Comprehensive analysis of molecular mechanism of Serine deficiency by computational approach

Momoko Hamano

L -serine (L-Ser), a dispensable amino acid, is synthesized via de novo synthesis from the glycolytic intermediate 3-phosphoglycerate with
3-phosphoglycerate dehydrogenase (Phgdh) catalyzing the first reaction step. L-Ser serves as a necessary precursor for the synthesis of proteins,
sphingolipids, folate metabolites, and amino acids such as D-serine and glycine. Previous in vivo study demonstrated that severe L-Ser deficiency
in mice with systemic targeted disruption of Phgdh, resulted in intrauterine growth retardation, multiple organ malformation, and embryonic lethality.

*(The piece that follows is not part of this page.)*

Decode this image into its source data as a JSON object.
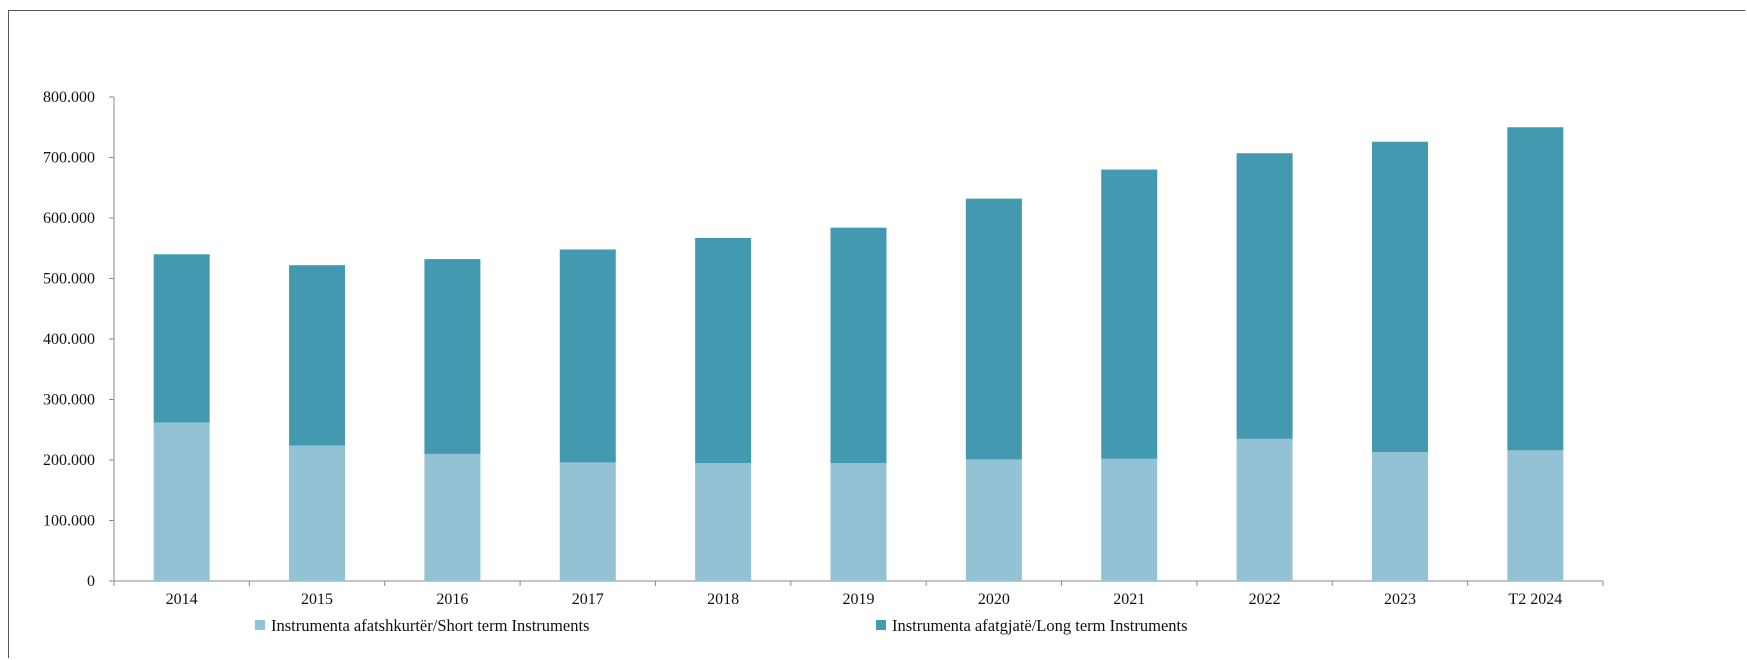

L-Ser biosynthesis defects in humans resulting from PHGDH mutations were identified to be a cause of L-Ser deficiency disorders and Neu–
Laxova syndrome, the symptoms of which include severe fetal growth retardation, microcephaly, still birth and/or perinatal lethality. These findings
have demonstrated that de novo L-Ser synthesis is essential for embryonic development and survival in mice and humans. Moreover, resent study
demonstrate that the decrease of L-Ser availability appears to correlate with symptoms of metabolic diseases and psychiatric diseases. These
studies raise the possibility that elucidation of the pathological mechanisms underlying L-Ser deficiency could provide an opportunity to develop
new therapies to alleviate symptoms of various diseases associated with reduced L-Ser availability. In this study, I aim to elucidate the molecular
mechanism of cytotoxicity induced by Ser deficiency under pathological condition. To understand the physiological significance of Ser in the brain,
I extracted characteristic gene expression pattern using microarray data and detected the active/inactive pathways caused by Ser deficiency.